We agree with many parents and legislators that the morality issues surrounding sexual behavior are best discussed at home, where parents can explain their values to their children. And it's not the role of educators to condone or encourage sexual activity. But the fact is, many of Utah's teenagers don't need any encouragement. And too many don't learn the facts about preventing STDs and pregnancy from their parents.

The rising incidence of STDs is a health issue, not a religious or moral issue. Utah cases of HIV increased 32 percent from 2007 to 2008 and gonorrhea infection nearly tripled in the same period; cases of chlamydia increased faster in Utah than anywhere else in the United States.

These statistics are no secret from Utah students, some of whom rightly feel cheated by sex-education classes that don't arm them with the information they need to stay healthy.

A bill proposed by Rep. Lynn Hemingway, D-Holladay, provides a sensible alternative. It would let parents choose one of two sex-education tracks for their children: abstinence only, or one in which students would learn more about contraceptives and STDs.

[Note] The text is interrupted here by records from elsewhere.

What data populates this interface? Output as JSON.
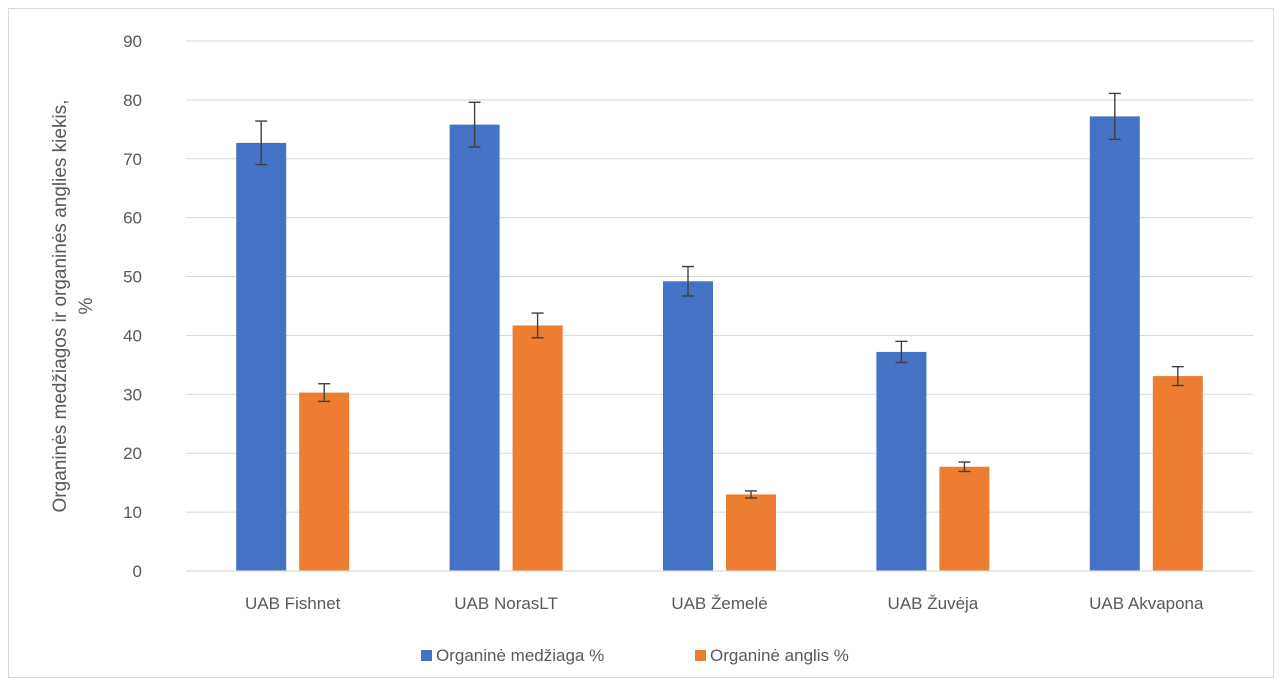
{
  "chart_data": {
    "type": "bar",
    "categories": [
      "UAB Fishnet",
      "UAB NorasLT",
      "UAB Žemelė",
      "UAB Žuvėja",
      "UAB Akvapona"
    ],
    "series": [
      {
        "name": "Organinė medžiaga %",
        "color": "#4472C4",
        "values": [
          72.7,
          75.8,
          49.2,
          37.2,
          77.2
        ],
        "errors": [
          3.7,
          3.8,
          2.5,
          1.8,
          3.9
        ]
      },
      {
        "name": "Organinė anglis %",
        "color": "#ED7D31",
        "values": [
          30.3,
          41.7,
          13.0,
          17.7,
          33.1
        ],
        "errors": [
          1.5,
          2.1,
          0.6,
          0.8,
          1.6
        ]
      }
    ],
    "ylabel_line1": "Organinės medžiagos ir organinės anglies kiekis,",
    "ylabel_line2": "%",
    "ylim": [
      0,
      90
    ],
    "yticks": [
      "0",
      "10",
      "20",
      "30",
      "40",
      "50",
      "60",
      "70",
      "80",
      "90"
    ],
    "grid": true,
    "legend_position": "bottom"
  }
}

Utah teenagers, at least a group of them who spoke to an interim legislative meeting last week, want better sex education. They know from their own and their friends' experience that abstinence-only education isn't enough. They know teens who don't understand how contraceptives work and have contracted diseases or gotten pregnant. They don't want more of their peers or even themselves to fall into a situation that could ruin their futures. We don't, either.

Current law emphasizes abstinence and allows but doesn't require school districts to teach about STDs and contraceptives. It also prohibits teachers from encouraging students to use condoms. And the wording of the law makes teachers fearful that, if they even mention condoms or contraceptives, their jobs could be in jeopardy. So they don't.

Students are approaching legal age, they're dating, they're making decisions that will affect the rest of their lives. Statistics clearly show they are not getting enough information. That's unfair to students, who are expected to act like mature adults, but too often don't know how.